On October 30, a report commissioned by British Treasury Chief Gordon Brown, who is likely to become Britain’s next prime minister, stated that unchecked global warming will devastate the global economy on the scale of the world wars and the Great Depression. The 700-page report was amassed by Sir Nicholas Stern, chief of the Government Economic Service and former chief economist of the World Bank, and it evaluates a body of scientific studies on global warming, from an economic perspective.
Moreover, it affirms that if the sources of greenhouse gases remain unrestricted, average temperatures could rise by two to three degrees Celsius in the next 50 years. As a result, one sixth of the world’s population would, “face floods or droughts, and crop production in Africa would so significantly diminish that several hundred million people would be at risk of starvation.”
The same day, Stern also declared that former U.S. Vice President Al Gore has been hired to advise the British government on climate change. Oddly enough, only a few days earlier, his documentary, “An Inconvenient Truth”, was shown here at Cosford Cinema. For those of you who don’t think that global warming is, in fact, occurring, I strongly recommend that you see this documentary. It abounds with undisputable physical evidence and scientific explanations.
For those of you who have seen the documentary and still doubt the existence of global warming, I urge you to consider that the number of severe storm and droughts around the world is dramatically increasing – think about 2005’s record-breaking hurricane season. Furthermore, glaciers are melting, and plants and animals are being forced from their habitats. The proof is readily observable.

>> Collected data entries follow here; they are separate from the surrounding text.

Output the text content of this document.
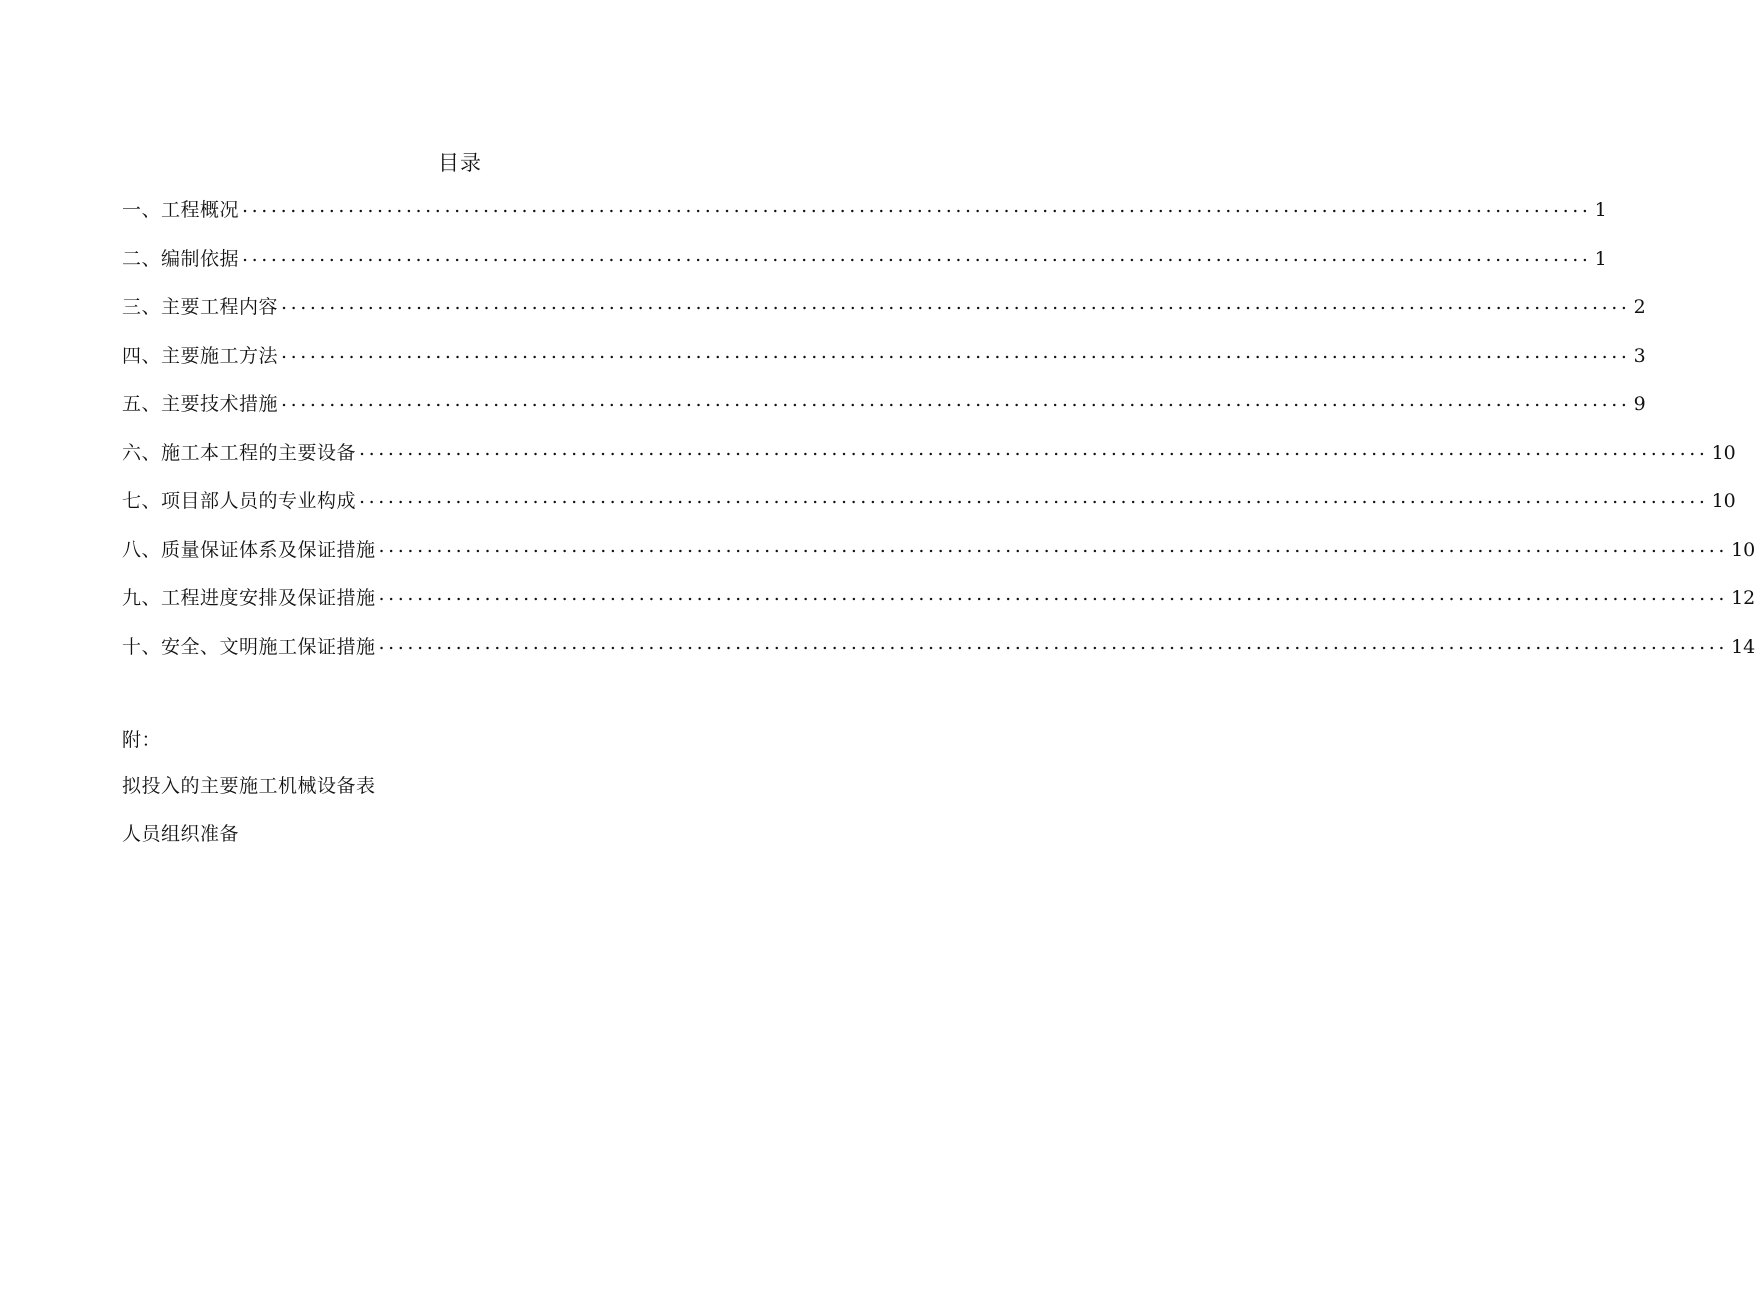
目录
一、工程概况 ............................................................................................................................................ 1
二、编制依据 ............................................................................................................................................ 1
三、主要工程内容 ............................................................................................................................................ 2
四、主要施工方法 ............................................................................................................................................ 3
五、主要技术措施 ............................................................................................................................................ 9
六、施工本工程的主要设备 ............................................................................................................................................ 10
七、项目部人员的专业构成 ............................................................................................................................................ 10
八、质量保证体系及保证措施 ............................................................................................................................................ 10
九、工程进度安排及保证措施 ............................................................................................................................................ 12
十、安全、文明施工保证措施 ............................................................................................................................................ 14
附：
拟投入的主要施工机械设备表
人员组织准备
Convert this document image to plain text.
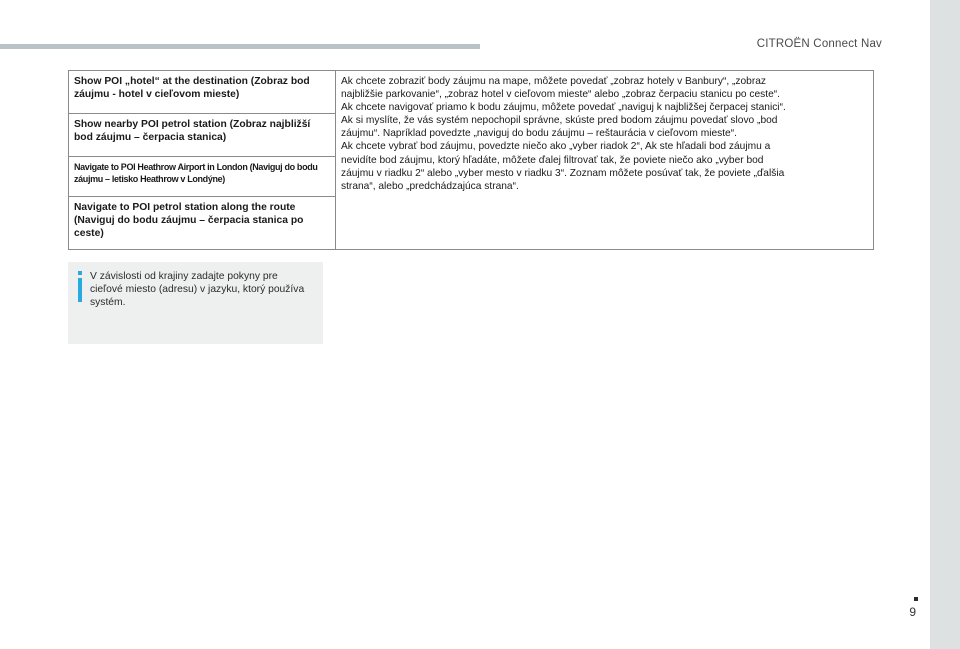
CITROËN Connect Nav
Show POI „hotel“ at the destination (Zobraz bod záujmu - hotel v cieľovom mieste)	
Ak chcete zobraziť body záujmu na mape, môžete povedať „zobraz hotely v Banbury“, „zobraz
najbližšie parkovanie“, „zobraz hotel v cieľovom mieste“ alebo „zobraz čerpaciu stanicu po ceste“.
Ak chcete navigovať priamo k bodu záujmu, môžete povedať „naviguj k najbližšej čerpacej stanici“.
Ak si myslíte, že vás systém nepochopil správne, skúste pred bodom záujmu povedať slovo „bod
záujmu“. Napríklad povedzte „naviguj do bodu záujmu – reštaurácia v cieľovom mieste“.
Ak chcete vybrať bod záujmu, povedzte niečo ako „vyber riadok 2“, Ak ste hľadali bod záujmu a
nevidíte bod záujmu, ktorý hľadáte, môžete ďalej filtrovať tak, že poviete niečo ako „vyber bod
záujmu v riadku 2“ alebo „vyber mesto v riadku 3“. Zoznam môžete posúvať tak, že poviete „ďalšia
strana“, alebo „predchádzajúca strana“.

Show nearby POI petrol station (Zobraz najbližší bod záujmu – čerpacia stanica)
Navigate to POI Heathrow Airport in London (Naviguj do bodu záujmu – letisko Heathrow v Londýne)
Navigate to POI petrol station along the route (Naviguj do bodu záujmu – čerpacia stanica po ceste)
V závislosti od krajiny zadajte pokyny pre cieľové miesto (adresu) v jazyku, ktorý používa systém.
9
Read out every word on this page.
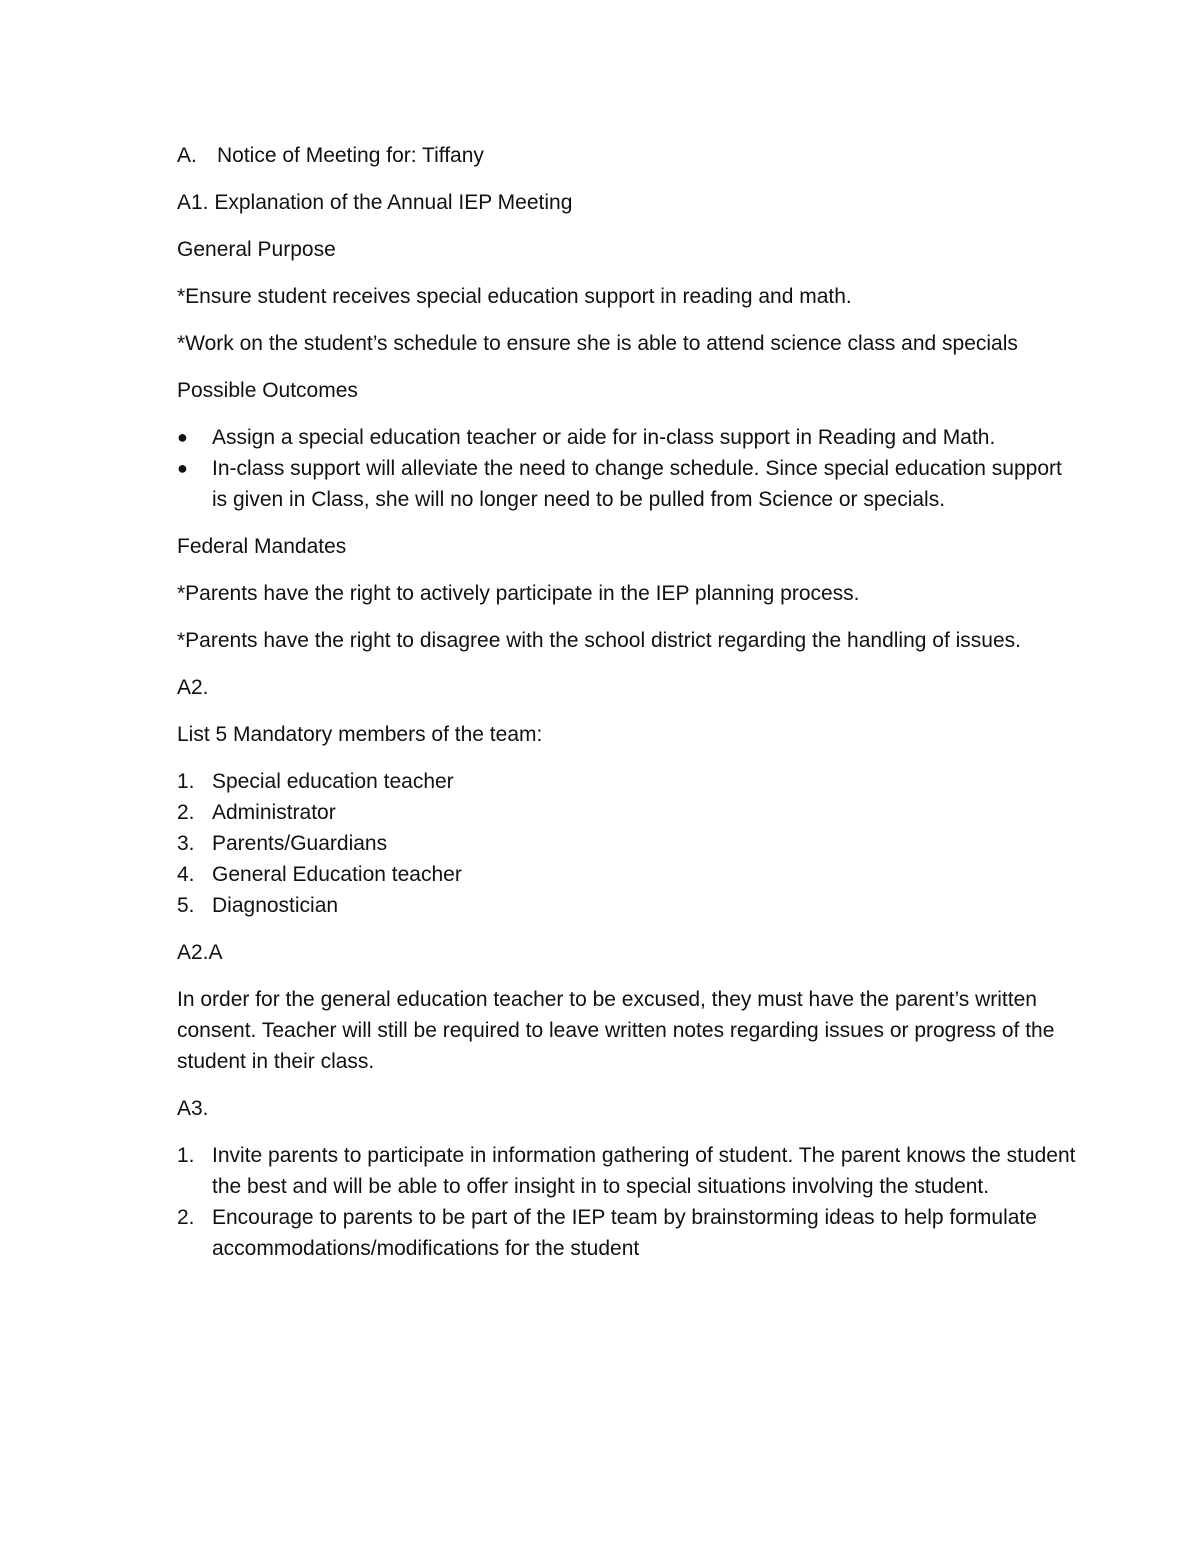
A. Notice of Meeting for: Tiffany

A1. Explanation of the Annual IEP Meeting

General Purpose

*Ensure student receives special education support in reading and math.

*Work on the student’s schedule to ensure she is able to attend science class and specials

Possible Outcomes

●	Assign a special education teacher or aide for in-class support in Reading and Math.
●	In-class support will alleviate the need to change schedule. Since special education support is given in Class, she will no longer need to be pulled from Science or specials.

Federal Mandates

*Parents have the right to actively participate in the IEP planning process.

*Parents have the right to disagree with the school district regarding the handling of issues.

A2.

List 5 Mandatory members of the team:

1. Special education teacher
2. Administrator
3. Parents/Guardians
4. General Education teacher
5. Diagnostician

A2.A

In order for the general education teacher to be excused, they must have the parent’s written consent. Teacher will still be required to leave written notes regarding issues or progress of the student in their class.

A3.

1. Invite parents to participate in information gathering of student. The parent knows the student the best and will be able to offer insight in to special situations involving the student.
2. Encourage to parents to be part of the IEP team by brainstorming ideas to help formulate accommodations/modifications for the student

In order to reverse the effects of global warming, Stern contends that the world must shift to a “low-carbon global economy” through measures such as taxation, regulation of greenhouse gas emissions, and a global carbon dioxide emission trading system. The European Union has already instituted such a system. It sets overall limits for carbon emissions whilst allowing businesses to trade their quotas. British officials also strongly support initiatives like the Kyoto Protocol. On November 1, British Environment Minister David Miliband said that it is essential for the U.S. to join the Kyoto Protocol. “They’ve got a huge contribution to make and it’s important that they make it,” he proclaimed. In the past, President Bush has called Kyoto “unrealistic” and argued that it would cause layoffs and price increases.
The bottom line is that global warming is quickly evolving into a colossal concern for all of humanity, and the U.S. seems unruffled. Our country continues to emit more greenhouse gases than any other industrialized nation – even more than many of them combined! Don’t you think it’s about time to recognize our duty to take action? Our politicians must get on board with the U.K. and the other environmentally-savvy countries that are taking steps to halt global warming’s perilous progress.